Ihr Metier sind Konsumgüter mit Schwerpunkt auf Wohnen. Die wichtigen Konsumgütermessen wie Ambiente, Paperworld und Christmasworld wurden abgesagt. Was bedeutet das für Sie, was für die Branche?

Die Messen haben im letzten Jahr allen sehr gefehlt – und dass das nun so weitergeht ist natürlich für alle Beteiligten schlimm. Es wird viel dafür getan, eine digitale Ergänzung zu bieten. Aber was die lebendigen Messetage bedeuten, kann ein digitales Format nicht ersetzten. Es ist ein besonderes Erlebnis, wenn die unterschiedlichen Hersteller, Gestalter und Einkäufer zusammen kommen. Die Messe ist dann ein inspirierender Ort, ein stimulierender Entdeckungsraum.

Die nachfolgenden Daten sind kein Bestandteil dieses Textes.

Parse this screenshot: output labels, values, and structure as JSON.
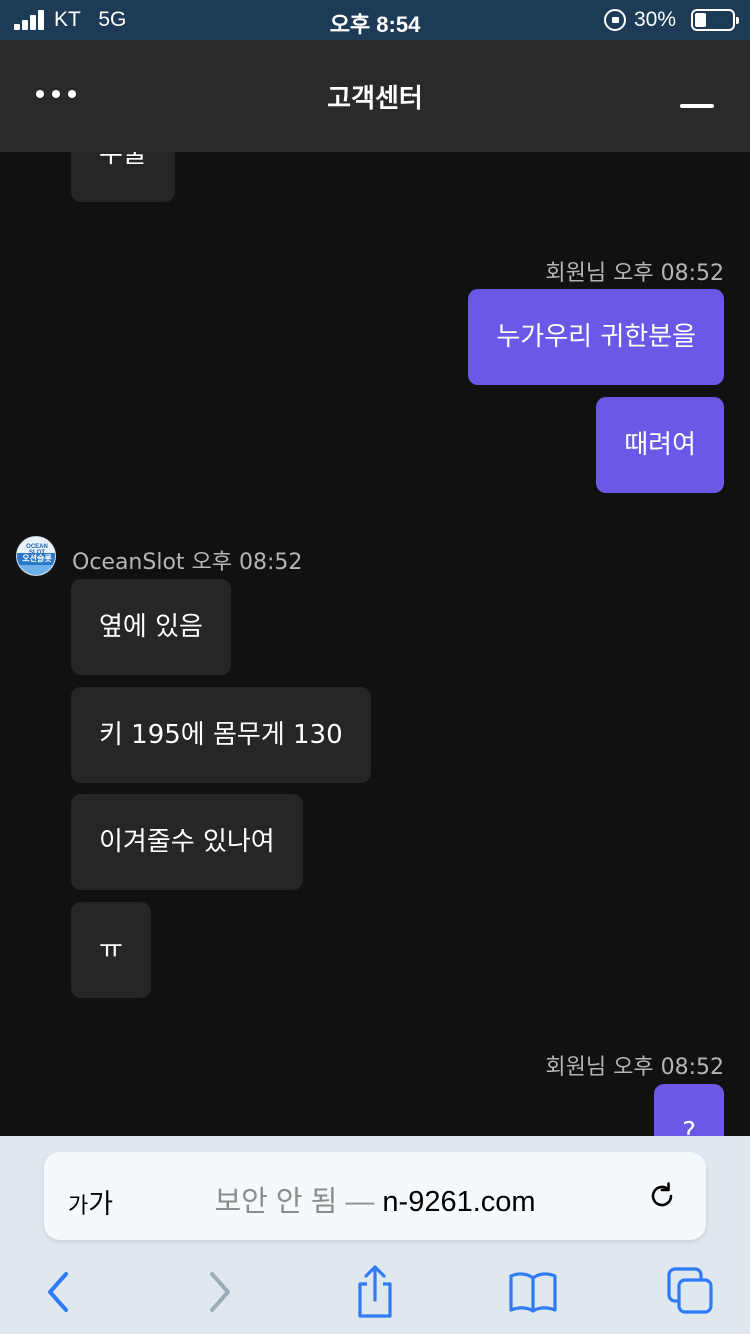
{
  "status_bar": {
    "carrier": "KT",
    "network": "5G",
    "time": "오후 8:54",
    "battery_percent": "30%",
    "battery_level": 0.3
  },
  "header": {
    "title": "고객센터",
    "menu_icon": "more-dots-icon",
    "minimize_icon": "minimize-icon"
  },
  "chat": {
    "messages": [
      {
        "sender": "bot",
        "text": "우울"
      },
      {
        "sender": "user",
        "meta": "회원님 오후 08:52"
      },
      {
        "sender": "user",
        "text": "누가우리 귀한분을"
      },
      {
        "sender": "user",
        "text": "때려여"
      },
      {
        "sender": "bot",
        "meta": "OceanSlot 오후 08:52"
      },
      {
        "sender": "bot",
        "text": "옆에 있음"
      },
      {
        "sender": "bot",
        "text": "키 195에 몸무게 130"
      },
      {
        "sender": "bot",
        "text": "이겨줄수 있나여"
      },
      {
        "sender": "bot",
        "text": "ㅠ"
      },
      {
        "sender": "user",
        "meta": "회원님 오후 08:52"
      },
      {
        "sender": "user",
        "text": "?"
      }
    ],
    "avatar": {
      "top_text": "OCEAN SLOT",
      "band_text": "오션슬롯"
    }
  },
  "browser": {
    "text_size_small": "가",
    "text_size_large": "가",
    "insecure_label": "보안 안 됨 —",
    "domain": "n-9261.com",
    "accent_color": "#2f7cf6",
    "icons": [
      "back-icon",
      "forward-icon",
      "share-icon",
      "bookmarks-icon",
      "tabs-icon",
      "reload-icon"
    ]
  }
}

Hier taucht man für ein paar Tage in die ganze Vielfalt einer Produktwelt direkt ein. Das unmittelbare Erleben, gerade im Austausch mit anderen Fachleuten – das alles hat einfach eine hohe Qualität die man schmerzlich vermisst.

»Um ein Produkt ganz zu "begreifen", gehört einfach das haptische Erfassen dazu. Gerade wenn ein Produktsortiment sensibler, besser, gewissenhafter werden soll. «

Welche Wohntrends hätten Sie auf der Ambiente dieses Jahr vorgestellt?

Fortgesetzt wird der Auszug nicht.